In the early 1990s, Mir Aimal Kansi, a known terrorist, was issued a visa and entered the United States from Pakistan. He purchased an AK-47, and on Jan. 25, 1993, he gunned down two CIA agents and wounded three others in front of the agency’s headquarters. He then hopped a flight out of the country, dodging authorities until his capture in 1997. How did Kansi elude government watch lists, apply for a visa, purchase a weapon and plane tickets? Easy: He dropped a single letter from his name.
In Urdu, Pakistan’s native tongue, Kasi is a common variation of Kansi. The Soundex system used by the U.S. government failed to consider this nuance when checking his documentation. Soundex is the name-searching system still used by 90 per cent of American businesses, almost every government department and major airline — even though it was originally developed for the 1890 census. It takes a person’s last name, strips out the vowels and assigns codes to similar-sounding consonants to create a four character code — the first letter followed by three digits to represent the consonants.
But many perfectly innocent travelers have the same Soundex codes as dangerous felons. For example, internationally sought-after terrorist mastermind Osama Bin Laden has the same Soundex code (L350) as Johnny “Rotten” Lydon, former lead singer of British punk rock group The Sex Pistols — whose only crimes have been against music and fashion.
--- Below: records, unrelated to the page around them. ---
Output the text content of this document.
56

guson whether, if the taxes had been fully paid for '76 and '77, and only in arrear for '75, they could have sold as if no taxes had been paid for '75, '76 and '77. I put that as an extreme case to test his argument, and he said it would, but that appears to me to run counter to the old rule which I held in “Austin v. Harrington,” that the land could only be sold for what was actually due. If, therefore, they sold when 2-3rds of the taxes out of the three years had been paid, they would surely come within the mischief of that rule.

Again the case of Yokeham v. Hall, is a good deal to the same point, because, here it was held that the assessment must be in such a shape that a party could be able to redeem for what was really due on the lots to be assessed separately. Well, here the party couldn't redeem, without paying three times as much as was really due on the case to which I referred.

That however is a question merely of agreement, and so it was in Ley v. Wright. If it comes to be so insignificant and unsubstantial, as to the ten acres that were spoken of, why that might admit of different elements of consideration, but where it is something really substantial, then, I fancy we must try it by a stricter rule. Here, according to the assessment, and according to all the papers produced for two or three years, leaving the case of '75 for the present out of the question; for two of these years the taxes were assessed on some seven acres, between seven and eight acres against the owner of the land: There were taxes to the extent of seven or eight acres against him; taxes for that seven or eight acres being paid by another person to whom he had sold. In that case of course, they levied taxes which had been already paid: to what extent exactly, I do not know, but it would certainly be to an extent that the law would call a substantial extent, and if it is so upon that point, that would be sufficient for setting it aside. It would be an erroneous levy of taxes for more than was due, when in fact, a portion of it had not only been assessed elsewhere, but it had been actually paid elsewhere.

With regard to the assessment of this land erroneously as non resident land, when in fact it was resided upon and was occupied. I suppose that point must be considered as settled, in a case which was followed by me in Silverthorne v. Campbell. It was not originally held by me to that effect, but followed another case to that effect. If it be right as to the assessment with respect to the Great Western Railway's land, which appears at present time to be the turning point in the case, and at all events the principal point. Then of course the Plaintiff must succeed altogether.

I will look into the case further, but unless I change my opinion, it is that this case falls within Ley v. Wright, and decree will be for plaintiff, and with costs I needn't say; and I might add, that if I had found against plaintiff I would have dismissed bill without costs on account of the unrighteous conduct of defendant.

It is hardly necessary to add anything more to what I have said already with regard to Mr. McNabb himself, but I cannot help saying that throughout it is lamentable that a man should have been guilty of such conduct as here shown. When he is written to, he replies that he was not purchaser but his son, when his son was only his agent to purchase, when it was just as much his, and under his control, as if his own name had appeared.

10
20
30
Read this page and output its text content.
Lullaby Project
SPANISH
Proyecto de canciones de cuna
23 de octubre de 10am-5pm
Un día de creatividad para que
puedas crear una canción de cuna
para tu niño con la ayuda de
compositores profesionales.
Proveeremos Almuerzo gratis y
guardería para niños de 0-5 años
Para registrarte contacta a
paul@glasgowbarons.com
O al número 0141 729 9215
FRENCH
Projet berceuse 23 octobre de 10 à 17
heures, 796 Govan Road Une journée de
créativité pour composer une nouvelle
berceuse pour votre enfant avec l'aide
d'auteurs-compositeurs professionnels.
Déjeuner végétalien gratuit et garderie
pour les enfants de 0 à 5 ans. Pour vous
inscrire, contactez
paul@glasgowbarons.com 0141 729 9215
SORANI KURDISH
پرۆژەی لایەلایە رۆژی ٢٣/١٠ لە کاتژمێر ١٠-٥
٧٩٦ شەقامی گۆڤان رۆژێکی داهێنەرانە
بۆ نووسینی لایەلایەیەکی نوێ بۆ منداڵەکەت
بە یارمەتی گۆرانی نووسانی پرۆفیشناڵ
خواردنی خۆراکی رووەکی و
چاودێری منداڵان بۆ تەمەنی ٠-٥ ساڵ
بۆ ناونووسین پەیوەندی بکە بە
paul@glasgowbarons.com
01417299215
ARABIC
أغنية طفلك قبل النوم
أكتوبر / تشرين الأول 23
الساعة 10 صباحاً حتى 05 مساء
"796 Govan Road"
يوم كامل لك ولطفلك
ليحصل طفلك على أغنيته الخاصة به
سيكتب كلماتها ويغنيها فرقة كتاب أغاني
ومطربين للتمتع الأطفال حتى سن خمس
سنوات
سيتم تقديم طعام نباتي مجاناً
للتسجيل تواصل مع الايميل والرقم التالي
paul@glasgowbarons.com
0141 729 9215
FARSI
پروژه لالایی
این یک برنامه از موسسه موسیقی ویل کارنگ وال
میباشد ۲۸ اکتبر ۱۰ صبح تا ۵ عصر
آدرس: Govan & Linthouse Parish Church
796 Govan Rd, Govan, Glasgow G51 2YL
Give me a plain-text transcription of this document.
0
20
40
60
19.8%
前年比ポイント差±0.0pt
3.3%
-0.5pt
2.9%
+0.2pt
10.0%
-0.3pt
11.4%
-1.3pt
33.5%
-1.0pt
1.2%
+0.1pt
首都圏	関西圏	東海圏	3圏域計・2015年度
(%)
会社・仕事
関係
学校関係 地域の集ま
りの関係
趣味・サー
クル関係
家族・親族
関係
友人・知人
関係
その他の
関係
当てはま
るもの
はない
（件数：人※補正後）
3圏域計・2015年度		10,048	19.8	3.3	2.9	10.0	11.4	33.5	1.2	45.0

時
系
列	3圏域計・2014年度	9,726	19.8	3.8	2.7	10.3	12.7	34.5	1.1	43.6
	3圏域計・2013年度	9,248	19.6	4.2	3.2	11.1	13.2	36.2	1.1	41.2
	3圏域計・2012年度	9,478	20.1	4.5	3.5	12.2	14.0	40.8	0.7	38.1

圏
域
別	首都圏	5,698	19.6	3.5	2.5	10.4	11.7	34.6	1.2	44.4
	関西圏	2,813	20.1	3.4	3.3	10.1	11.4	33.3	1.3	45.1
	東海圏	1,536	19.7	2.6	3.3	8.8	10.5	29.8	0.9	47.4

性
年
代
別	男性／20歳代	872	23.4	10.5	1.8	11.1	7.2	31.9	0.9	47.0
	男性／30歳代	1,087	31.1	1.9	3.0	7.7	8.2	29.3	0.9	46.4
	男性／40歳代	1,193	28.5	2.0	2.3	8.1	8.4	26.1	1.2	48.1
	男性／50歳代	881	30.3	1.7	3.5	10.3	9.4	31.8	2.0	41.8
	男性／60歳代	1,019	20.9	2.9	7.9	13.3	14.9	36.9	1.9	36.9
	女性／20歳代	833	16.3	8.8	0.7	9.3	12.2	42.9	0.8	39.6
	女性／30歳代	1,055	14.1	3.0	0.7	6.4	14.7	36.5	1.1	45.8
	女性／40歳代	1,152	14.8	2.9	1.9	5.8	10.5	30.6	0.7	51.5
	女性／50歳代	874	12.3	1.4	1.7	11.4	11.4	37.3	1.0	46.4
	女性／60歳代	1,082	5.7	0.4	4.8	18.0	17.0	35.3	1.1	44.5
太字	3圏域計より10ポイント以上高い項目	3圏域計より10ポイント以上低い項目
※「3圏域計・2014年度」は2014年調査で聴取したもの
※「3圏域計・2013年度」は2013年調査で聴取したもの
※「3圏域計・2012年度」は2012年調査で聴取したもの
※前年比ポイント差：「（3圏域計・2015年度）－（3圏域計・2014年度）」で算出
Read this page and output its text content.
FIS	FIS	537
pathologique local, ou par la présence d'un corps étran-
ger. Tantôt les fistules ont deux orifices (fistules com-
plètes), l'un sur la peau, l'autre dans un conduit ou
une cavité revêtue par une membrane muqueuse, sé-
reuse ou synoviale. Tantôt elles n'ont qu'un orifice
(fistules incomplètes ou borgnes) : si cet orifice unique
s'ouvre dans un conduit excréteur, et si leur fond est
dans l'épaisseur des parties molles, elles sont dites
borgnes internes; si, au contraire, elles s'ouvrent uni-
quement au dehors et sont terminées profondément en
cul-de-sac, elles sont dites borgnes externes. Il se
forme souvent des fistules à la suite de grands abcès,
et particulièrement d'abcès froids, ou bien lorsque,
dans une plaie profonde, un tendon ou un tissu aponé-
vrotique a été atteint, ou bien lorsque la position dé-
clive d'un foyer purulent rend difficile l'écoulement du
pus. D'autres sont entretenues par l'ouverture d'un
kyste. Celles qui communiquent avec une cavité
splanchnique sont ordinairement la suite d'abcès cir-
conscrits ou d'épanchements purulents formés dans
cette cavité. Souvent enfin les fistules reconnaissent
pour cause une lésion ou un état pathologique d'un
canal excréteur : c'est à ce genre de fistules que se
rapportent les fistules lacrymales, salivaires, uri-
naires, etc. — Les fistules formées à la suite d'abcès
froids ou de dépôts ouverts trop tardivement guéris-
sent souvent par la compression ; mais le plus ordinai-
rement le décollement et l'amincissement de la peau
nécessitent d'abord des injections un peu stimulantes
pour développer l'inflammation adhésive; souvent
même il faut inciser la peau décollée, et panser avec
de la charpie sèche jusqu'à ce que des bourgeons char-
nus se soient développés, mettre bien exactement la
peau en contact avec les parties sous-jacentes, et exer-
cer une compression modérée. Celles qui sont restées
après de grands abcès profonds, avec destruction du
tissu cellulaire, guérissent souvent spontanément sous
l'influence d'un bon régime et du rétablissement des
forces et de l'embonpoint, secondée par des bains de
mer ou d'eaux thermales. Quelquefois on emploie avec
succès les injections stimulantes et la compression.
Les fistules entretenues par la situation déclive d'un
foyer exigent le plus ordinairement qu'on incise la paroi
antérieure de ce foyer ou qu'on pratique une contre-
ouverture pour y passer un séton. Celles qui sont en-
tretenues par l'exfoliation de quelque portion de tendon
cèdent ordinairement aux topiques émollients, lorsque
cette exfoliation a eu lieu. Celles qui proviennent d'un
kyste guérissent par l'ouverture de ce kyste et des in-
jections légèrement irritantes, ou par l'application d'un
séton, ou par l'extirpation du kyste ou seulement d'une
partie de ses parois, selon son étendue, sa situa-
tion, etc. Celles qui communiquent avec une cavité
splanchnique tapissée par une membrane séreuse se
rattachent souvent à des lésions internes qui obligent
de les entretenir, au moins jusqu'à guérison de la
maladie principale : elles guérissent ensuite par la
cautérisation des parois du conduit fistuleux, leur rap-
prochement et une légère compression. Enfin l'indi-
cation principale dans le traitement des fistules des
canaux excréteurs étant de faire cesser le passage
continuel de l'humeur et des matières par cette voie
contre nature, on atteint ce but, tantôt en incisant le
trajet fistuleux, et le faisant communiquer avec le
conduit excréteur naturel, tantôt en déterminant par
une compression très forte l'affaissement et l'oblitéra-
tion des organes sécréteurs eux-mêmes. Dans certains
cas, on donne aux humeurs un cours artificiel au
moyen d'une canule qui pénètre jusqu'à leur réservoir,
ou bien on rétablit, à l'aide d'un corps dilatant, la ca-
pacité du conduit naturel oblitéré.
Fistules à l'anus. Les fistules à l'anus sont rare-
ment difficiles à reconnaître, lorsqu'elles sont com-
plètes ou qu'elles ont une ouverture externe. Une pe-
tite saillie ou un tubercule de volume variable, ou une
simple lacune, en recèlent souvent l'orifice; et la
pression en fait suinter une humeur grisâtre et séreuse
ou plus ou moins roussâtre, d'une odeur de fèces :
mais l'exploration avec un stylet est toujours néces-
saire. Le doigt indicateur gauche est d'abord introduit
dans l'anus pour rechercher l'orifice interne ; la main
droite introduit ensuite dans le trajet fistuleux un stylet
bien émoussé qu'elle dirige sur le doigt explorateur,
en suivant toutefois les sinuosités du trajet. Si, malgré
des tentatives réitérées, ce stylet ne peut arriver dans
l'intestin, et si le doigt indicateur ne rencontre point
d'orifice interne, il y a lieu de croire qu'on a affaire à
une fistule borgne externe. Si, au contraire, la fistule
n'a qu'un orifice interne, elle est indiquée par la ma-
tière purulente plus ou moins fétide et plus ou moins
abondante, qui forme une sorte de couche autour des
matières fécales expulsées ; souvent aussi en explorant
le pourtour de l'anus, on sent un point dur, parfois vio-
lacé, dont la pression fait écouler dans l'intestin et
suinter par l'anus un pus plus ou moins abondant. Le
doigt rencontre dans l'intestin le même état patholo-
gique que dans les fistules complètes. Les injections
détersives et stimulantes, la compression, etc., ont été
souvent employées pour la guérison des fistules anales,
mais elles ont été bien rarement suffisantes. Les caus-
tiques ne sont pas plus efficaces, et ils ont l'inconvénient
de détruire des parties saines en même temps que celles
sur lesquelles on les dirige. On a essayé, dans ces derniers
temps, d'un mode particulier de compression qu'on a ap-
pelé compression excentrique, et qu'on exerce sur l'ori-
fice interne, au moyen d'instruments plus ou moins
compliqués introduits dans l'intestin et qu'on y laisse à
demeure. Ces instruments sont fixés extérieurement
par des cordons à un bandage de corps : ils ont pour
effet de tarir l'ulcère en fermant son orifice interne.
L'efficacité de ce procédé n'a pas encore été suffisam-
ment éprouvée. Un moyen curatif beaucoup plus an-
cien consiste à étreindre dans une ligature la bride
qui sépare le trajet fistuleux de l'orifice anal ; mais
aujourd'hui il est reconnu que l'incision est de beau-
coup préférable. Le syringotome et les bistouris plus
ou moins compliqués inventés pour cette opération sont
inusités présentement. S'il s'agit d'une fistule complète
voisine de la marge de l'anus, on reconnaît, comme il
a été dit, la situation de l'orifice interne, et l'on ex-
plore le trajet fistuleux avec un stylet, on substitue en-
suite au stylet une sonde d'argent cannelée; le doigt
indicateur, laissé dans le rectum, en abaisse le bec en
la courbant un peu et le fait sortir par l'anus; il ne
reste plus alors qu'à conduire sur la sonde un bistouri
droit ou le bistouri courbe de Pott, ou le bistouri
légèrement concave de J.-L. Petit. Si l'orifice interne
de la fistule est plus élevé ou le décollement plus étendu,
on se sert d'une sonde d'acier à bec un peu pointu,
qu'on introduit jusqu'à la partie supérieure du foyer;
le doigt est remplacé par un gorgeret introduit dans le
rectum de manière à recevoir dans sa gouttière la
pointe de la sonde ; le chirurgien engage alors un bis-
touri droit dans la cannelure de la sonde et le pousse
Another reason Soundex is so inaccurate is that it’s blind to the cultural differences between names around the world. It treats three-syllable Asian names in the same manner as it treats eight-syllable Arabic or Hispanic names. The last name Zhang in China becomes Chang in Taiwan, Khiu in Thailand, Cheung in Singapore and Teoh in Malaysia. Soundex is incapable of recognizing that those names may indicate the same person.
Language Analysis Systems Inc. (LAS), is trying to solve this vexing issue. Its name-recognition technology is being used by the Department of Homeland Security, the FBI and banks. LAS customers can identify the cultural classification of a name, explore a phonology-based search engine that ranks results based on similarity of pronunciation, and generate alternative romanized spellings for a name.
With a database of one billion names collected from around the world, LAS believes that it can cut down on the problem of false positives. That should be good news for the security personnel at airports who are sick of asking Johnny Rotten to remove all of those chains.